Die wenigsten Nutzer wissen, wie Google sein Geld verdient, in welchen Branchen das Unternehmen aus dem kalifornischen Mountain View überall mitmischt und welche Ziele Google verfolgt: der weltweit größte Herausgeber, Händler und Archivar von Informationen zu werden. Laufend werden neue Services als Beta-Versionen freigeschaltet. Die Google-Desktop-Suche ist, obwohl schon Jahre online, genauso wenig über das „Beta-Stadium“ hinausgekommen wie der Wissenschaftssuchdienst Google Scholar, die Buchsuche oder der Instant-Messaging-Dienst Google Talk.

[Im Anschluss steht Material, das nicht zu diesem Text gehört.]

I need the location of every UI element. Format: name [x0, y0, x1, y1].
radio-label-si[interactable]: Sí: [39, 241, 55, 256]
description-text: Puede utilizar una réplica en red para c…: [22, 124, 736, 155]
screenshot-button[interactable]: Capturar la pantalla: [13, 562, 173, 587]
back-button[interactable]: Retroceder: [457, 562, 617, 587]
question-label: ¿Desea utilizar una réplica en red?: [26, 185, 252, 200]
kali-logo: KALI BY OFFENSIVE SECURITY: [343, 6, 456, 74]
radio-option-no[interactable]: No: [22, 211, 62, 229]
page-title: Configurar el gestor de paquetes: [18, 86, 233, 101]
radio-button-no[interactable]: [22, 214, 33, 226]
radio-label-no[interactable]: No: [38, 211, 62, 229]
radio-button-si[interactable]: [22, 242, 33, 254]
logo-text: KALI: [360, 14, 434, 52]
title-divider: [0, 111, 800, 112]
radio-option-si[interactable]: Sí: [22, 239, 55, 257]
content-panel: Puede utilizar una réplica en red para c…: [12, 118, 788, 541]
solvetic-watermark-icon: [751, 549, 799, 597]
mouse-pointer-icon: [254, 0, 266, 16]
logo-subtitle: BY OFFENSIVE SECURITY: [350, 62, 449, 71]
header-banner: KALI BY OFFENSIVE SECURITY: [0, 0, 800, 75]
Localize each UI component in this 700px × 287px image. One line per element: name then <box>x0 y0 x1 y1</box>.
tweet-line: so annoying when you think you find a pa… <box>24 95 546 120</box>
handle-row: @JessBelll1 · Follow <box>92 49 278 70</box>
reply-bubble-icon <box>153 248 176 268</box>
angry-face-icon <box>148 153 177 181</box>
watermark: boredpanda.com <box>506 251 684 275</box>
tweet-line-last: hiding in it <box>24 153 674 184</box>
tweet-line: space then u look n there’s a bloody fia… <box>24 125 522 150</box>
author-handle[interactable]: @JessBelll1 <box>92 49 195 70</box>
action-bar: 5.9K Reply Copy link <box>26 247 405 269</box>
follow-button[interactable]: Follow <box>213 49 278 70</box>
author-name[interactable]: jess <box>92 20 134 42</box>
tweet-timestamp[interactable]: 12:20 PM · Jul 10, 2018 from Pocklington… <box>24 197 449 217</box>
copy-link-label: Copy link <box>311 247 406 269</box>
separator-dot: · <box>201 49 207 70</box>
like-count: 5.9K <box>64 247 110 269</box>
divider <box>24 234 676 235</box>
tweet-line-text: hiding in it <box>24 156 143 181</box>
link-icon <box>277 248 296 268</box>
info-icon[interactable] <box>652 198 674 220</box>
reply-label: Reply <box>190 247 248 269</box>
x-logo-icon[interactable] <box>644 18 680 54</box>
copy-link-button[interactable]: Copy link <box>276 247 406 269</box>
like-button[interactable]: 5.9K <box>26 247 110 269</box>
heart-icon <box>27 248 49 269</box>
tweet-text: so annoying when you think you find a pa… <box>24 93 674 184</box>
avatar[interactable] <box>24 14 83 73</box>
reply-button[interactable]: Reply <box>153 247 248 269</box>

Laufend werden Patente eingereicht, um sich so die IT-Zukunft zu sichern – sei es für digitale Plakatwände oder für Analyse-Software. Google besitzt mehr als 2.000 Patente. Firmen aus den unterschiedlichsten Bereichen werden zugekauft – allein 2007 waren es 15 Unternehmen, vom Videokonferenz-Anbieter Marratech über die RSS-Feed-Firma FeedBurner bis hin zum Onlinefotoportal Panoramio.

Dabei stößt Google in Bereiche vor, die die Gründer Larry Page und Sergej Brin beim Start ihres Unternehmens garantiert nicht im Entferntesten im Sinn gehabt haben. Etwa die Beteiligung an einem Unterseekabel im Pazifik – Projektname „Unity“ – oder der Einstieg ins Genforschungsgeschäft. Oder dass sie im Handy-Business mitmischen. Oder dass sie in Computerspielen Werbung schalten. Oder dass sie eine Onlinebank (Checkout) und eine virtuelle Bibliothek betreiben.